Review: OCD, the Dude, and Me by Lauren Roedy Vaughn

OCD, the Dude, and Me Book Cover OCD, the Dude, and Me
Lauren Roedy Vaughn

From the first day she began at her alternative high school, Danielle Levine has obsessively chronicled the highs, lows, and really lows of teenage life in her “me-moir,” a sacred color-coded, locked binder kept securely boxed under the bed wrapped in a pillowcase.

Determined that her senior year mark the major change she’s been waiting for, Danielle resolves to trade her Friday night reenactments of scenes from Jane Eyre (complete with puffy sleeves, petticoats, English accents, and her parents) for invitations to Friday night parties with the popular kids, including the object of her unrequited love.

OCD, The Dude, and Me offers up an intimate, humorous insight into the life of one charmingly obsessive outcast. Danielle fastidiously archives her experiences through essays, rants, journals, e-mails, and other written exchanges with an observant wit. In a year filled with the unexpected, including surprise friendships, a glorious feeling of self-acceptance, and a life-altering viewing of The Big Lebowski, Danielle realizes she may not be as alone as she thought.


OCD, The Dude, and Me is one of those wonderful stories that manages to be amusing, heartwarming, sad, and inspiring all at the same time. Despite being a quick read, it leaves you feeling as if a better world is possible for anyone who seeks it.

The protagonist in this novel is Danielle Levine, a slightly overweight redhead battling Obsessive Compulsive Disorder and ultra-low self-esteem. She’s got endless idiosyncrasies, such as a penchant for wearing unusual hats – berets, fedoras, straw hats, even bonnets – and a tendency to rearrange her snow globe collection on a regular basis.

Danielle suffers from OCD anxiety attacks, frequently has to hide under piles of laundry in her room in order to cope with life, and changes into combat boots and her conductor hat as necessary in order to feel more in control. She’s a bit of a mess, socially awkward and very aware of this.

Danielle’s dysfunction is a source of amusement and sadness throughout the book. There are scenes where her quirkiness made me laugh, like when she decides to write a mental health missive to the imaginary Commitment Hearing Committee “so they know what was the beginning of the end of any piece of sanity I had left in high school.” However, there are also scenes where the severity of her OCD made me pity her, like when she’s on a trip with her classmates and becomes so distraught that she has to lock herself in a bathroom and put different hats on her head in a certain order while singing the entire album of her favorite band. In this case, it isn’t comical. It’s heartbreaking, because you know she has serious obstacles to overcome

Needless to say, Danielle’s life and circumstances give her a very distinct worldview, and a distinct voice to go with it. This voice comes through loud and clear in the book, which is written in the form of letters, notes, school writing assignments, and journal entries. They give you a strong sense of how hilarious and honest and neurotic Danielle is, all at once. For example, there’s a section where Danielle writes about hoping for “things that might help me become a more interesting person. Although, I think by some accounts I may already be interesting but in a bubonic plague kind of way. The bubonic plague is very interesting.”

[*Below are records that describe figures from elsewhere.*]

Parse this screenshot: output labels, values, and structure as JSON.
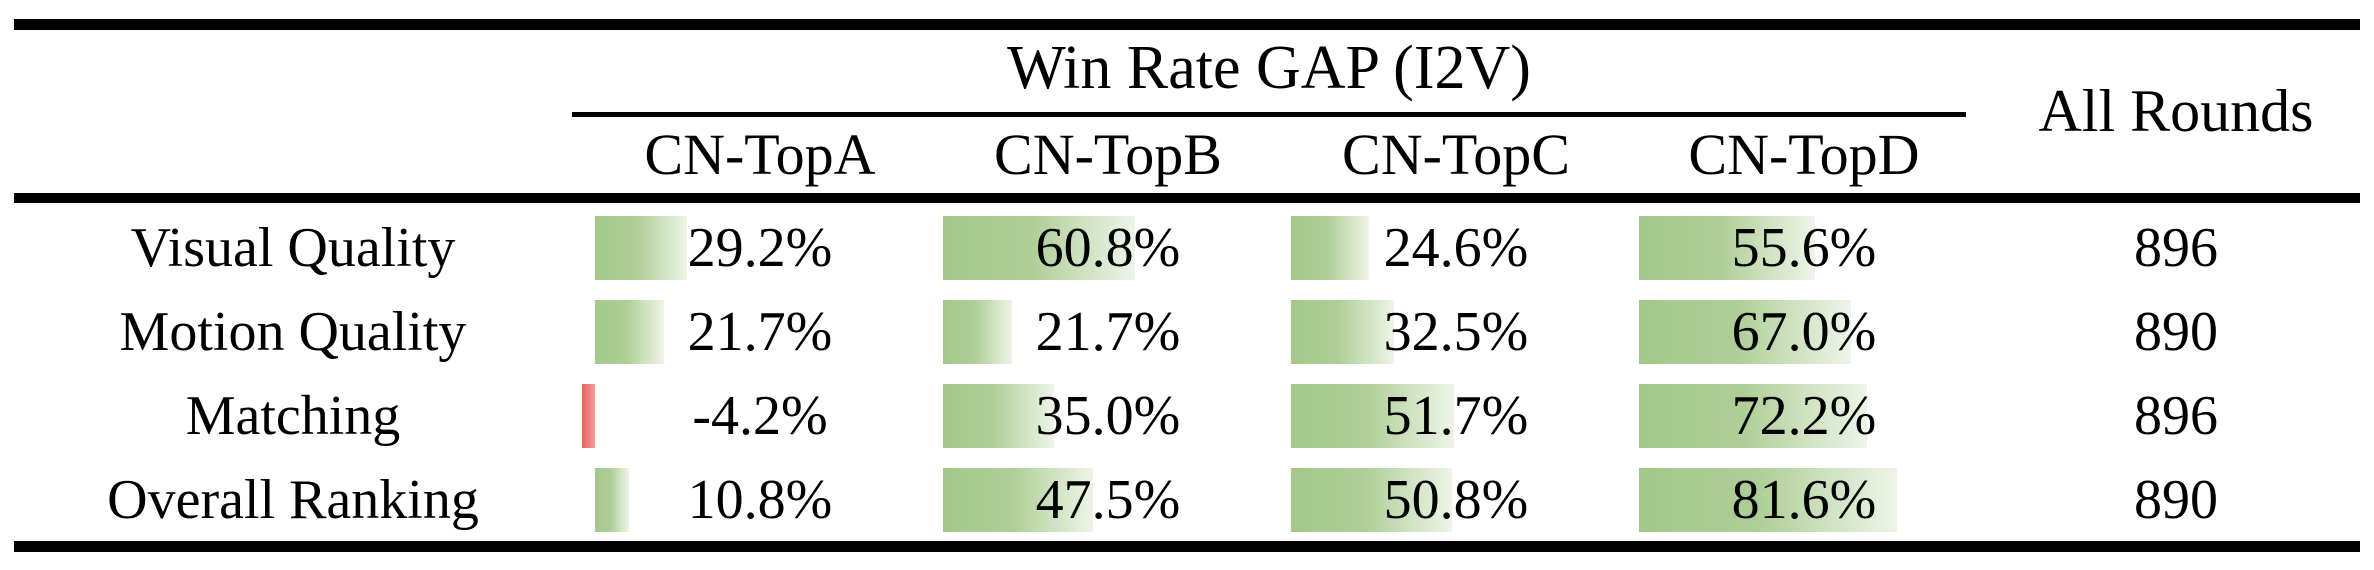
{
  "table": {
    "span_header": "Win Rate GAP (I2V)",
    "all_rounds_header": "All Rounds",
    "columns": [
      "CN-TopA",
      "CN-TopB",
      "CN-TopC",
      "CN-TopD"
    ],
    "rows": [
      {
        "label": "Visual Quality",
        "cells": [
          {
            "text": "29.2%",
            "pct": 29.2
          },
          {
            "text": "60.8%",
            "pct": 60.8
          },
          {
            "text": "24.6%",
            "pct": 24.6
          },
          {
            "text": "55.6%",
            "pct": 55.6
          }
        ],
        "all_rounds": "896"
      },
      {
        "label": "Motion Quality",
        "cells": [
          {
            "text": "21.7%",
            "pct": 21.7
          },
          {
            "text": "21.7%",
            "pct": 21.7
          },
          {
            "text": "32.5%",
            "pct": 32.5
          },
          {
            "text": "67.0%",
            "pct": 67.0
          }
        ],
        "all_rounds": "890"
      },
      {
        "label": "Matching",
        "cells": [
          {
            "text": "-4.2%",
            "pct": -4.2
          },
          {
            "text": "35.0%",
            "pct": 35.0
          },
          {
            "text": "51.7%",
            "pct": 51.7
          },
          {
            "text": "72.2%",
            "pct": 72.2
          }
        ],
        "all_rounds": "896"
      },
      {
        "label": "Overall Ranking",
        "cells": [
          {
            "text": "10.8%",
            "pct": 10.8
          },
          {
            "text": "47.5%",
            "pct": 47.5
          },
          {
            "text": "50.8%",
            "pct": 50.8
          },
          {
            "text": "81.6%",
            "pct": 81.6
          }
        ],
        "all_rounds": "890"
      }
    ]
  },
  "chart_data": {
    "type": "table",
    "title": "Win Rate GAP (I2V)",
    "row_labels": [
      "Visual Quality",
      "Motion Quality",
      "Matching",
      "Overall Ranking"
    ],
    "categories": [
      "CN-TopA",
      "CN-TopB",
      "CN-TopC",
      "CN-TopD"
    ],
    "series": [
      {
        "name": "CN-TopA",
        "values": [
          29.2,
          21.7,
          -4.2,
          10.8
        ]
      },
      {
        "name": "CN-TopB",
        "values": [
          60.8,
          21.7,
          35.0,
          47.5
        ]
      },
      {
        "name": "CN-TopC",
        "values": [
          24.6,
          32.5,
          51.7,
          50.8
        ]
      },
      {
        "name": "CN-TopD",
        "values": [
          55.6,
          67.0,
          72.2,
          81.6
        ]
      }
    ],
    "all_rounds": [
      896,
      890,
      896,
      890
    ],
    "bar_style": "in-cell gradient data bars proportional to percentage, positive green, negative red"
  },
  "colors": {
    "positive_bar_start": "#a4c88a",
    "positive_bar_end": "#eef5e8",
    "negative_bar": "#ee5f5f",
    "text": "#000000",
    "rule": "#000000",
    "background": "#ffffff"
  }
}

At first I couldn’t understand why Danielle hated herself and had so many self-esteem issues. I was initially convinced that all of her problems were in her head and that her life couldn’t be as bad as she was making it seem. Eventually, though, it became clear that Danielle is struggling with real problems, and that high school truly is miserable for her. It’s hard enough being picked on and singled out, but it is especially difficult when you are already dealing with other significant issues, such as a learning disability, feelings of inadequacy, and traumatic experiences from your past.

Teachers, family, and psychologists push Danielle to try new things, open herself up to new experiences, and put herself out there; in other words, they want her to not be afraid to live life and love herself as she is. Vaughn does a great job of showing Danielle’s journey to self-acceptance and her development of the courage necessary to live a normal life in spite of her OCD. I highly recommend this book.